Everything that could go right for England did go right. Kevin Pietersen set the tone of the day with a spectacular pluck at cover to hasten Sanath Jayasuriya's impending retirement, and thereafter Hoggard clicked into his subcontinental autopilot. Asia is traditionally a graveyard for fast bowlers - just ask Dennis Lillee - and yet every winter Hoggard seems determined to buck the trend - from Dhaka to Nagpur to Kandy, even via an unusually oriental Adelaide pitch in the Ashes last winter.
Hoggard's 47 wickets in Asia have come at a shade over 26, a remarkable record for which he has no explanation other than accuracy and hard work. His indomitable efforts have given England the sort of ascendancy they could only have dreamed of when, back in the planning stages of this tour, they earmarked Kandy as their venue of opportunity. "We've been accused in the past of not hitting the ground running, and having to play catch-up cricket," said Hoggard. "Often we've managed to do that and the bouncebackability word has been bandied about. But if we can take that away and hit them hard and be right on the button right from ball one, which we showed today, it's a lot easier for us."

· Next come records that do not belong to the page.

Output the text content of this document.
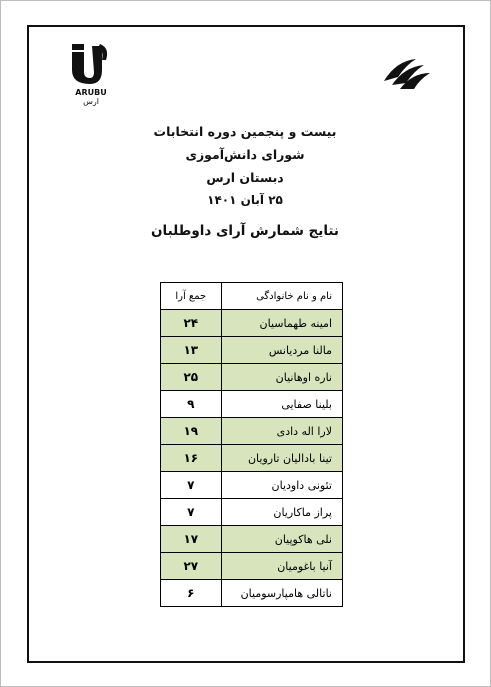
ARUBU
ارس
بیست و پنجمین دوره انتخابات
شورای دانش‌آموزی
دبستان ارس
۲۵ آبان ۱۴۰۱
نتایج شمارش آرای داوطلبان
نام و نام خانوادگی	جمع آرا
امینه طهماسیان	۲۴
مالنا مردیانس	۱۳
ناره اوهانیان	۲۵
بلینا صفایی	۹
لارا اله دادی	۱۹
تینا بادالیان تارویان	۱۶
تئونی داودیان	۷
پراز ماکاریان	۷
نلی هاکوپیان	۱۷
آنیا باغومیان	۲۷
ناتالی هامپارسومیان	۶
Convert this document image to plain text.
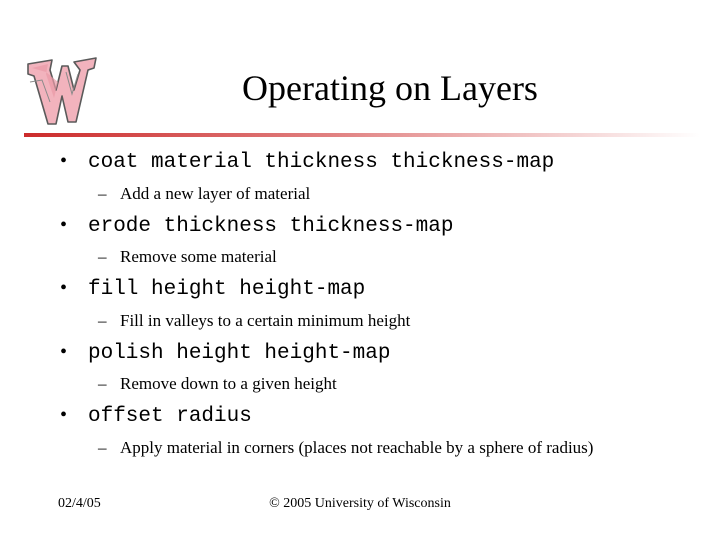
Operating on Layers
• coat material thickness thickness-map
– Add a new layer of material
• erode thickness thickness-map
– Remove some material
• fill height height-map
– Fill in valleys to a certain minimum height
• polish height height-map
– Remove down to a given height
• offset radius
– Apply material in corners (places not reachable by a sphere of radius)
02/4/05	© 2005 University of Wisconsin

It wasn't all Hoggard's doing today, however. His wickets dried up as the new ball lost its shine - "I'm not allowed to bowl reverse swing because I'm not fast enough," he mock-grumbled - and thereafter Monty Panesar came into his own, filleting Sri Lanka's flimsy tail with an eyebrow-raising spell of accurate and sharp spin. "There's been quite an emphasis on Monty out here and he's under a lot of pressure as the only spinner," said Hoggard. "When you're bowling seam with your mates you've got another two chances, but his spell today was fantastic."
Whatever Monty can do, Murali can undoubtedly better, and his brief foray in the fading light was gripping in every sense of the word. But before he can get his teeth into England's batsmen and tick off the wickets until his world record, the stadium organisers are going to have to replace those spent fireworks. England have stolen the thunderflashes in the opening exchanges of this series.